“If you think we can't change the world,
it just means you're not one of those who will.”
—Jacques Fresco
THE RESOURCE BASED ECONOMY
MARKET CAPITALISM VS.
A RESOURCE-BASED ECONOMY
Market Based Economy
(Wasteful & Inefficient)
Resource Based Economy
(Conservative & Efficient)
Scarcity
Makes competition imperative; winners, losers, bankruptcy, poverty, corruption, inequality, and social disorder. “We can’t feed the world and we can’t fix our bridges, because we can’t afford it.”
Abundance
Eliminates the competitive imperative, labor-for-income and money. Abundance is created through automation, and choices are based on planetary resource capacity instead of the market.
Competition
Wastes human resources, reduces Innovation via secrecy, intellectual property, redundant operations, ownership laws and legal disputes.
Collaboration
Enhances innovation and production efficiency through cooperation, open source, shared knowledge, shared resources and integrated operations.
Inequality
Lower life expectancy, literacy, social mobility and trust.

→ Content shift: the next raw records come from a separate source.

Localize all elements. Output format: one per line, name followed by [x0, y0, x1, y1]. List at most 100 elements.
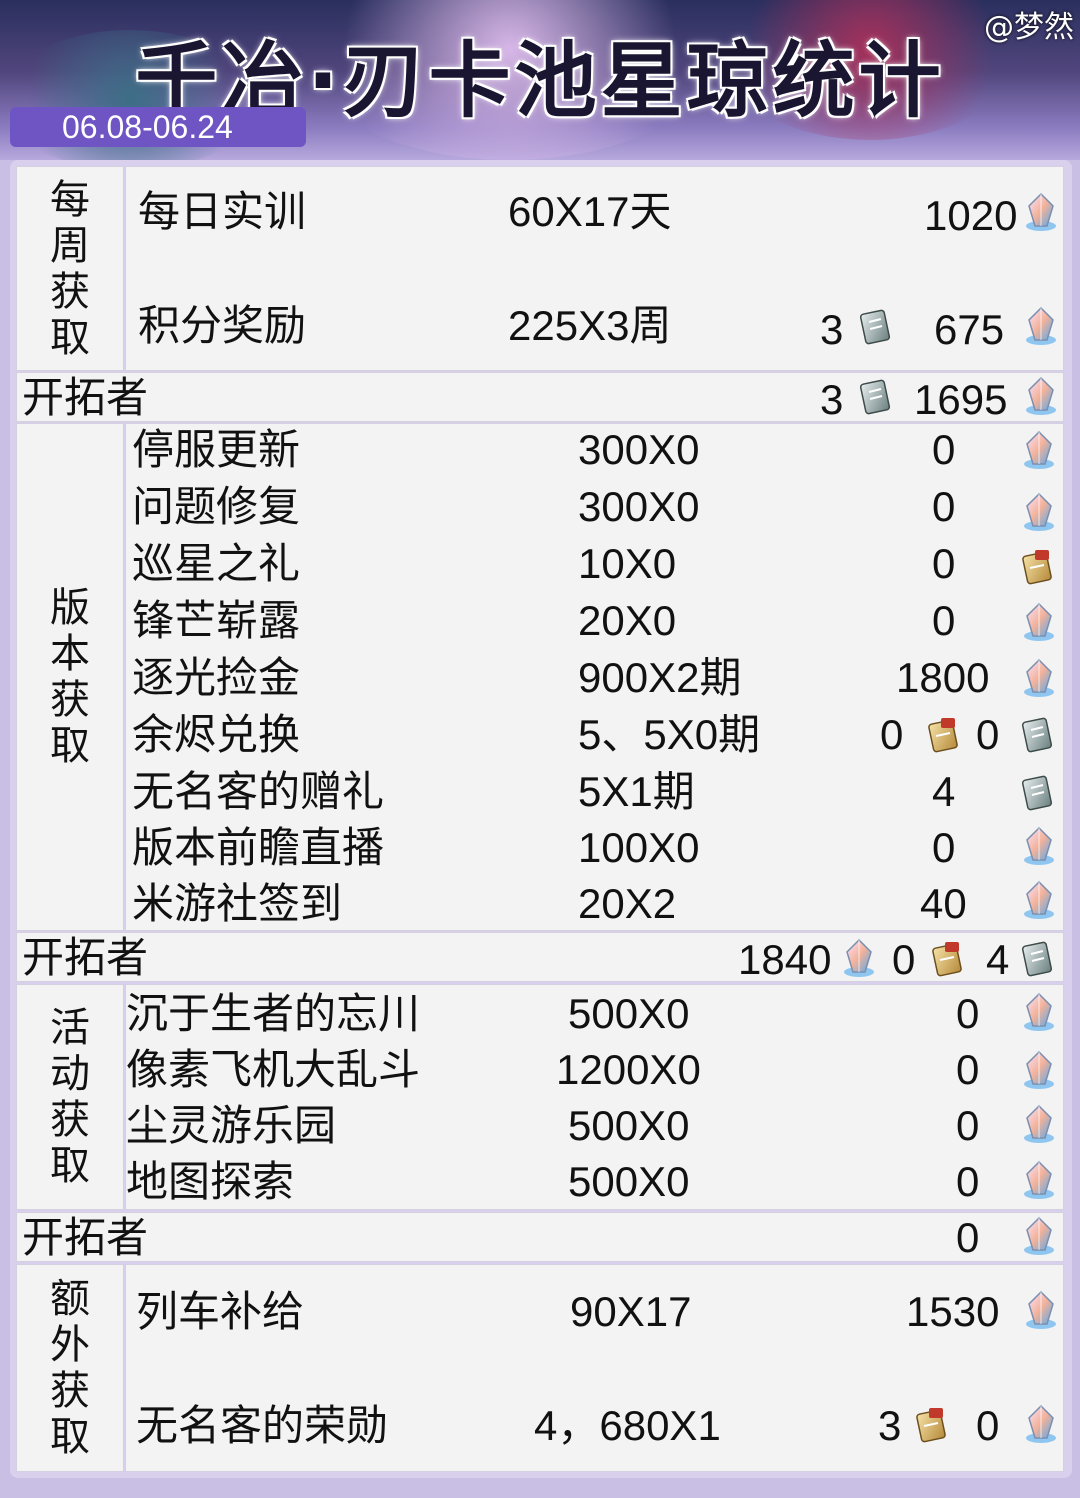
row-formula: 5X1期: [578, 768, 695, 815]
row-formula: 60X17天: [508, 188, 672, 235]
special-pass-icon: [914, 1404, 948, 1444]
subtotal-special: 0: [892, 936, 916, 983]
row-pass-count: 3: [820, 306, 844, 353]
date-range-badge: 06.08-06.24: [10, 107, 306, 147]
section-label-text: 活动获取: [50, 1005, 90, 1189]
row-name: 像素飞机大乱斗: [126, 1045, 421, 1094]
star-rail-pass-icon: [1020, 938, 1054, 978]
stellar-jade-icon: [1022, 430, 1056, 470]
stellar-jade-icon: [1022, 826, 1056, 866]
stellar-jade-icon: [1022, 1050, 1056, 1090]
row-value: 0: [932, 824, 956, 871]
row-formula: 500X0: [568, 1102, 690, 1149]
row-value: 0: [932, 540, 956, 587]
row-name: 余烬兑换: [132, 710, 301, 759]
row-value: 1530: [906, 1288, 1000, 1335]
row-name: 列车补给: [136, 1287, 305, 1336]
subtotal-label: 开拓者: [22, 933, 149, 982]
stellar-jade-icon: [1024, 376, 1058, 416]
row-formula: 20X2: [578, 880, 677, 927]
row-name: 问题修复: [132, 482, 301, 531]
section-label-text: 额外获取: [50, 1276, 90, 1460]
row-name: 无名客的荣勋: [136, 1401, 389, 1450]
row-special-count: 3: [878, 1402, 902, 1449]
stellar-jade-icon: [1022, 992, 1056, 1032]
row-value: 0: [932, 483, 956, 530]
row-name: 逐光捡金: [132, 653, 301, 702]
row-name: 锋芒崭露: [132, 596, 301, 645]
subtotal-value: 1695: [914, 376, 1008, 423]
row-formula: 1200X0: [556, 1046, 701, 1093]
subtotal-row-event: [16, 1212, 1064, 1262]
row-formula: 5、5X0期: [578, 711, 761, 758]
row-value: 0: [976, 1402, 1000, 1449]
subtotal-value: 0: [956, 1214, 980, 1261]
star-rail-pass-icon: [858, 306, 892, 346]
row-value: 1020: [924, 192, 1018, 239]
author-credit: @梦然: [984, 10, 1074, 45]
section-label-extra: 额外获取: [16, 1264, 124, 1472]
row-formula: 225X3周: [508, 302, 672, 349]
row-formula: 500X0: [568, 990, 690, 1037]
stellar-jade-icon: [1022, 1104, 1056, 1144]
row-value: 675: [934, 306, 1005, 353]
row-name: 地图探索: [126, 1157, 295, 1206]
section-label-event: 活动获取: [16, 984, 124, 1210]
row-formula: 900X2期: [578, 654, 742, 701]
row-name: 停服更新: [132, 425, 301, 474]
subtotal-jade: 1840: [738, 936, 832, 983]
subtotal-pass: 4: [986, 936, 1010, 983]
row-value: 0: [956, 1158, 980, 1205]
star-rail-pass-icon: [858, 376, 892, 416]
stellar-jade-icon: [1024, 192, 1058, 232]
subtotal-label: 开拓者: [22, 1213, 149, 1262]
row-formula: 300X0: [578, 483, 700, 530]
star-rail-pass-icon: [1020, 772, 1054, 812]
stellar-jade-icon: [1022, 1160, 1056, 1200]
row-formula: 300X0: [578, 426, 700, 473]
section-label-version: 版本获取: [16, 423, 124, 931]
row-name: 尘灵游乐园: [126, 1101, 337, 1150]
row-formula: 4，680X1: [534, 1402, 721, 1449]
row-name: 每日实训: [138, 187, 307, 236]
stellar-jade-icon: [1024, 1404, 1058, 1444]
row-name: 巡星之礼: [132, 539, 301, 588]
stellar-jade-icon: [1022, 492, 1056, 532]
row-formula: 10X0: [578, 540, 677, 587]
section-label-text: 每周获取: [50, 176, 90, 361]
row-name: 无名客的赠礼: [132, 767, 385, 816]
stellar-jade-icon: [1022, 1216, 1056, 1256]
row-value: 40: [920, 880, 967, 927]
row-name: 版本前瞻直播: [132, 823, 385, 872]
row-special-count: 0: [880, 711, 904, 758]
stellar-jade-icon: [1024, 306, 1058, 346]
subtotal-pass: 3: [820, 376, 844, 423]
row-name: 沉于生者的忘川: [126, 989, 421, 1038]
row-formula: 90X17: [570, 1288, 692, 1335]
stellar-jade-icon: [1022, 658, 1056, 698]
stellar-jade-icon: [1024, 1290, 1058, 1330]
stellar-jade-icon: [1022, 602, 1056, 642]
row-formula: 100X0: [578, 824, 700, 871]
special-pass-icon: [1020, 546, 1054, 586]
star-rail-pass-icon: [1020, 714, 1054, 754]
row-value: 0: [956, 1102, 980, 1149]
row-pass-count: 0: [976, 711, 1000, 758]
section-label-weekly: 每周获取: [16, 166, 124, 371]
stellar-jade-icon: [1022, 880, 1056, 920]
section-label-text: 版本获取: [50, 585, 90, 769]
special-pass-icon: [930, 938, 964, 978]
row-value: 0: [932, 597, 956, 644]
row-value: 0: [956, 990, 980, 1037]
row-value: 0: [932, 426, 956, 473]
row-value: 4: [932, 768, 956, 815]
stellar-jade-icon: [842, 938, 876, 978]
row-name: 积分奖励: [138, 301, 307, 350]
row-value: 1800: [896, 654, 990, 701]
subtotal-label: 开拓者: [22, 373, 149, 422]
row-name: 米游社签到: [132, 879, 343, 928]
subtotal-row-weekly: [16, 372, 1064, 422]
special-pass-icon: [926, 714, 960, 754]
row-formula: 500X0: [568, 1158, 690, 1205]
row-value: 0: [956, 1046, 980, 1093]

Higher homicide, imprisonment, teen birth, obesity, mental illness, infant mortality, and all forms of addiction.
Equality
A much more equal society that sets every person free to pursue their own fulfillment, unburdened by debt, oppression, financial failure or class discrimination.
Continuous-Growth
Economic growth is imperative due to the continuous depletion of the money supply to debt ratio.
Steady-State
Earth’s resource capacity sets RBE utilization rates, thus incentivizing innovation, efficiency and sustainability.
Consumption
Mind numbing advertising has driven U.S. consumption to irresponsible rates that are five times planetary capacity.
Preservation
Consumerism is antithetical to the RBE. Controlled use of resources and sharing is the key to abundance.
Labor for Money
A working class is mandatory to create money through loans from a bank.
Automation
Eliminates labor for money. Work is voluntary except when necessary. Work becomes fulfillment to those so driven.
Property
Ownership is the key tenet of capitalism. It enables unearned income which is the primary instrument of inequality.
Access
Transportation, housing, recreational, etc. “Shared access” will become the preferred norm over the “burden of ownership.”
Obsolescence
A hidden but necessary defect for consumerism. Great for business, but not great for the planet.
Optimization
Longer lifecycles, higher upgradeability, higher quality and efficient recycling work together to minimize waste.
Globalization
The average dinner ingredients travel thousands of miles. This is extremely inefficient and would not be affordable if externality costs were included.
Localization
Food and goods produced locally to maximize efficiency and minimize waste. Examples –local vertical farming, 3D printing, recycling & upcycling.